Most people decide that no, it's not, so they shop at H&M instead. I shop at thrift stores and buy what the H&M folks are done with. We all wear the same stuff. Hence Colabination's quip, "Stop looking like everyone else and start bragging." It's a challenge to the potential customer, implying, "Are you unique and alt, a hipster sprung straight from a Tumblr page? Then put your money where your mouth is." Anyway, the prices don't stop me from admiring. Here's a sample of Colabination products:
Is it just me or does the model totally look like Lorde? Designer Natalie Rae, located in Berkeley, California, "wanted to create a label that showed the fashion world that you can create both ethical and sustainable clothing." Her showroom on Colabination is a "dream realized." The embellished top shown above comprises a blend of organic hemp and cotton, meaning Rae does put her money where her mouth is.
The Ana Blouse, $220, colabination.com
Husband-and-wife brand NO&YO is also based in Southern California.
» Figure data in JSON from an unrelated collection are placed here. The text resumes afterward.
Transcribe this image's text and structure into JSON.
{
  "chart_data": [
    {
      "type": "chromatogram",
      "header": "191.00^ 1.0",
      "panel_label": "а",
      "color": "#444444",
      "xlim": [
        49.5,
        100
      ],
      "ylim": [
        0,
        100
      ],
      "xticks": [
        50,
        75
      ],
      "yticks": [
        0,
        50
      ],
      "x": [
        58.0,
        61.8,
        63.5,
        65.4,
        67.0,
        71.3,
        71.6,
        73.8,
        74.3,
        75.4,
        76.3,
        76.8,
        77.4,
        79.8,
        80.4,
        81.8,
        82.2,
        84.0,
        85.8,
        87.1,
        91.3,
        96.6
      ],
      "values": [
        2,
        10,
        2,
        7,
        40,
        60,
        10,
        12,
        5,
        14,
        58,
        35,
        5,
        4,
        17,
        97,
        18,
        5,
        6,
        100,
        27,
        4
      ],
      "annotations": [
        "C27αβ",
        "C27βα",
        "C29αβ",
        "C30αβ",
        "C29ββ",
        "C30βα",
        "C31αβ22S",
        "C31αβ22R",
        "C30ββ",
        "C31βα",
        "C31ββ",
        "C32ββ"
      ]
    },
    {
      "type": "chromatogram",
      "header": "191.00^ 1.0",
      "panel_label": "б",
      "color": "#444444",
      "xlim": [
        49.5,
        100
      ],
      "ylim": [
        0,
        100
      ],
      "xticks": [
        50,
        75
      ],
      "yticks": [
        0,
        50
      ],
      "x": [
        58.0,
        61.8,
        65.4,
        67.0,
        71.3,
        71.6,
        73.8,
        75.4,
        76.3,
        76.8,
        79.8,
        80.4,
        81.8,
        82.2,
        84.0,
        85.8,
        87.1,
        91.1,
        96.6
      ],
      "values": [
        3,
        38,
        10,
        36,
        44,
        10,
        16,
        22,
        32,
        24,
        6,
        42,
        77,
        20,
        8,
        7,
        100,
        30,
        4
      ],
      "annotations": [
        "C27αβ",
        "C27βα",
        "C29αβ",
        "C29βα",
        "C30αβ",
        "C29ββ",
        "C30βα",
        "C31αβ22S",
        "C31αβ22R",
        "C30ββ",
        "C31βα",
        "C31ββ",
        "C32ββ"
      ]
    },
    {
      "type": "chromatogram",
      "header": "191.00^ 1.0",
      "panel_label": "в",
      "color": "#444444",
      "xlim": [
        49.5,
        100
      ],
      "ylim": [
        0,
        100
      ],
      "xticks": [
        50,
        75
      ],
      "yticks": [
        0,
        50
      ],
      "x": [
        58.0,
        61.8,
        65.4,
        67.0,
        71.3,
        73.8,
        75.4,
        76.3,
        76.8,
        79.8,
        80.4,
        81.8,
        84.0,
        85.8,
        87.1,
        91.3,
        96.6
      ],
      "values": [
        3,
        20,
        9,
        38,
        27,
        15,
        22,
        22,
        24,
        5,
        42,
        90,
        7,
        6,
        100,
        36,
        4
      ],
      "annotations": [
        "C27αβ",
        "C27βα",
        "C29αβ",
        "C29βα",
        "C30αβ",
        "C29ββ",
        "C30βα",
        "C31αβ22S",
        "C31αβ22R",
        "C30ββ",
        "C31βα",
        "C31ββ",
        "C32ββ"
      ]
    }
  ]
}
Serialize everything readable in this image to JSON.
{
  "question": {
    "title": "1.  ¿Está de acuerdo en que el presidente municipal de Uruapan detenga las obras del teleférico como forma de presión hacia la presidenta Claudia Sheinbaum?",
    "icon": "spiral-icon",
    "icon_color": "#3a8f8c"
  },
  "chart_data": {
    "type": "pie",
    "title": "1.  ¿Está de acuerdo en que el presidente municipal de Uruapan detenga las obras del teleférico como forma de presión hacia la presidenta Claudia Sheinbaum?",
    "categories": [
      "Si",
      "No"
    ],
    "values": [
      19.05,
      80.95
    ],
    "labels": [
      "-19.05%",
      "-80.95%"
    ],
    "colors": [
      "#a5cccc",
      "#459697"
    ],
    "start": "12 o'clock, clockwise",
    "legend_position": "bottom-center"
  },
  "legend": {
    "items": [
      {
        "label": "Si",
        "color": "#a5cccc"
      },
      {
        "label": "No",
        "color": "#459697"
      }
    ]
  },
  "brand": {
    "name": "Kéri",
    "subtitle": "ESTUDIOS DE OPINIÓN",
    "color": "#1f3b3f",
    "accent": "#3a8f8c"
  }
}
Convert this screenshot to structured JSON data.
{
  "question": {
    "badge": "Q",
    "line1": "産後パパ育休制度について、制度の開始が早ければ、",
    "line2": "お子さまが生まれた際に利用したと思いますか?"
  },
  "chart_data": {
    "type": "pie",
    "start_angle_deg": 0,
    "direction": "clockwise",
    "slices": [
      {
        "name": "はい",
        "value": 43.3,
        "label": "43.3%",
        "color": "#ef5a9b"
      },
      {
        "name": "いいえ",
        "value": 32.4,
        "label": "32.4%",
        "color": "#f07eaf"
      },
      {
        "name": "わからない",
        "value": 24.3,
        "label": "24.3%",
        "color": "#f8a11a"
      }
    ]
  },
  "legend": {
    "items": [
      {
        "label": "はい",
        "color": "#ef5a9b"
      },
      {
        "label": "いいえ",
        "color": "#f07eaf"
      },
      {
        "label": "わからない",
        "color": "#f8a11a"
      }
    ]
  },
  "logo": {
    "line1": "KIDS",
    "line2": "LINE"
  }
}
NO&YO focuses on athletic t-shirts, endorsing "the outdoors, adventure, [and] connecting with like-minded people while traveling." The illustrated train tracks on this "Trestles" shirt evoke the early days of California, the rough Wild West when locomotives were cutting-edge technology. And yet the clean design keeps a modern feel.
California Rides Series Tee, $39, colabination.com
Flea Market Girl, yet another California brand, this one from L.A., features jewelry made from a variety of metals, stones, and leather to create "looks ... from edgy to dainty, which is expected to make the quintessential 'flea market girl' feel confident in her own style." I love the contrast of the boldly golden braided strap and the iridescent blue cabochon. Cooler shades dominate the brand's collection on Colabination.
Braided Tear Drop Wrap Bracelet, $78, colabination.com
Wear Your Label is based in Fredericton, Canada. MacNevin and Reed were inspired by their "struggles with mental illness [and] experience volunteering with non-profits." A sweater emblazoned "it's okay to not be okay" is basically what I needed to sustain emotional buoyancy during middle school. I don't think my budding depressive self would have been brave enough to wear it, but it would have meant the world to me. (Not unlike Kelly Clarkson's angsty second album, My December, an inexplicably underrated release.) My current somewhat-post-depressive self would wear the heck out of this sweatshirt! Creators Kyle MacNevin and Kayley Reed of Wear Your Label explain, "We want to end the stigma that prevents individuals from seeking ... help. Guess what? It's okay to not be okay. And sometimes all we need is that little reminder."
"It's Okay" Sweater, $86, colabination.com
SNAPBACK CROWN. HELL YEAH. Whitney Manney, based in Kansas City, Missouri, combines "the aesthetics of street art [with] fashion and textile design." The brand is graffiti-inspired, citing "involvement of the hand, the pace of creating new imagery and the unique quality of each motif" as core principles ported from street art to apparel design.
Crown'd Metallic Snapback, $45, colabination.com
To summarize, there's some "awesome stuff" on Colabination, as they claimed. The website has a large, diverse repertoire of indie brands. It'll be interesting to see how the business develops and whether it succeeds in its stated goal to "change the world." Oh yeah, didn't I mention that part? Colabination tells its customers, "Together, we can change the world... or at least make it better dressed." They elaborate that "team members are constantly challenging the status quo and using their intellectual rigor in their never-ending quest toward a global evolution." That's a mighty mountain to climb, but you can't reach the top without ascending the foot hills, right?